A diocese is a territorial subdivision of the Catholic Church. It has boundaries fixed by bishop who is appointed by the pope. The bishop is assisted by diocesan priests whose assignments are always within the boundaries of their home diocese. Dioceses are divided Into parishes which are led by pastors and have boundaries fixed by the bishop. Most diocesan priests are assigned by their bishops to serve in parishes.

Florida
Florida is a peninsula which extends to within ninety miles of the island of Cuba, an early Spanish conquest. So Florida was a natural first stop in North America, and the starting point for many later Spanish explorations into the interior of the continent. The first attempt to convert the North American Indians came in 1549 when Father Luis Cancer and another Dominican came ashore at Tampa Bay. Unaware that the Indians had already had some very unpleasant contacts with Spanish soldiers, Father Cancer walked straight into their midst to greet them. He was slain while his friends stood powerless aboard the ship.

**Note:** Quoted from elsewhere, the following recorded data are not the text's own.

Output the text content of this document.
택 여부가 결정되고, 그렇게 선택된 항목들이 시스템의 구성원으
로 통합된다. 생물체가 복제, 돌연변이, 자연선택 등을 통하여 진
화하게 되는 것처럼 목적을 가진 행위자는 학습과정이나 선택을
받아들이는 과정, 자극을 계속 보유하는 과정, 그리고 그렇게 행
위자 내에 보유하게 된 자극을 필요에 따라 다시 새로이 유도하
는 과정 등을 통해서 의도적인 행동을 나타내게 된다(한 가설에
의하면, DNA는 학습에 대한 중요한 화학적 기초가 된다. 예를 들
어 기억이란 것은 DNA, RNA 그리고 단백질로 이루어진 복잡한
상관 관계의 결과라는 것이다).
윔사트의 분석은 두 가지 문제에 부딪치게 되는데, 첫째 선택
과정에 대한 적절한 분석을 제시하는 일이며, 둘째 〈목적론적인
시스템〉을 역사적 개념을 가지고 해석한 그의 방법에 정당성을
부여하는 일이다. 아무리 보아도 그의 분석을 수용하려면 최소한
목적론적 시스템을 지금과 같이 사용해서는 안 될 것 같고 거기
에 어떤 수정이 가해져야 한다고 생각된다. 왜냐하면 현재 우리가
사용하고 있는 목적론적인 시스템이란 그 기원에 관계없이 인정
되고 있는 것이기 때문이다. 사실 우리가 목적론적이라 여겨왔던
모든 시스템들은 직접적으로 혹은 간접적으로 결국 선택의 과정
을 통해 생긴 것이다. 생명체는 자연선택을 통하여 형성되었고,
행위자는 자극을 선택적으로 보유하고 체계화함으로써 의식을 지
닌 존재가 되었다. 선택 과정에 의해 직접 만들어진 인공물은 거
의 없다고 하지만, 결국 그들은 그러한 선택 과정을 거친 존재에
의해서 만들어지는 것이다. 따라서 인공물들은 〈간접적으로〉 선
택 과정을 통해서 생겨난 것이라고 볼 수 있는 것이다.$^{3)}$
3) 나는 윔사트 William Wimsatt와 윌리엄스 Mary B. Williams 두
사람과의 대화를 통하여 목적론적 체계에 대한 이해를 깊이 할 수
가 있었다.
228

After such a miserable beginning, sixteen more years passed before North America's first permanent settlement and first parish church were established by the Spanish at St. Augustine, Florida. The Franciscans who took charge of the church in Florida labored mightily for two centuries, building missions throughout the area to minister to the Indians. But in the end, it came to nothing.

Long conflict with Protestant England finally forced Spain to give up Florida in 1763 and to abandon the Catholic Indian missions there. The brief return of the Spanish from 1784 to 1819 changed nothing. Occasionally, a priest would come from New Orleans to care for Florida's tiny population of Spanish Catholics. However, the English-speaking Protestant immigrants who followed them soon erased most of the traces of two centuries of Catholic missionary work.

 

Terms

reform: an improvement brought about by correcting an error or abolishing an abuse.

conversion: the act of changing a person's religion

Questions for Reflection

During the Second Vatican Council, Pope John XXIII said the Church is permanently in need of reform. What are your thoughts about this statement?

How would you describe the treatment of the Native Americans by the missionaries? How would you describe the treatment of the missionaries by the Native Americans?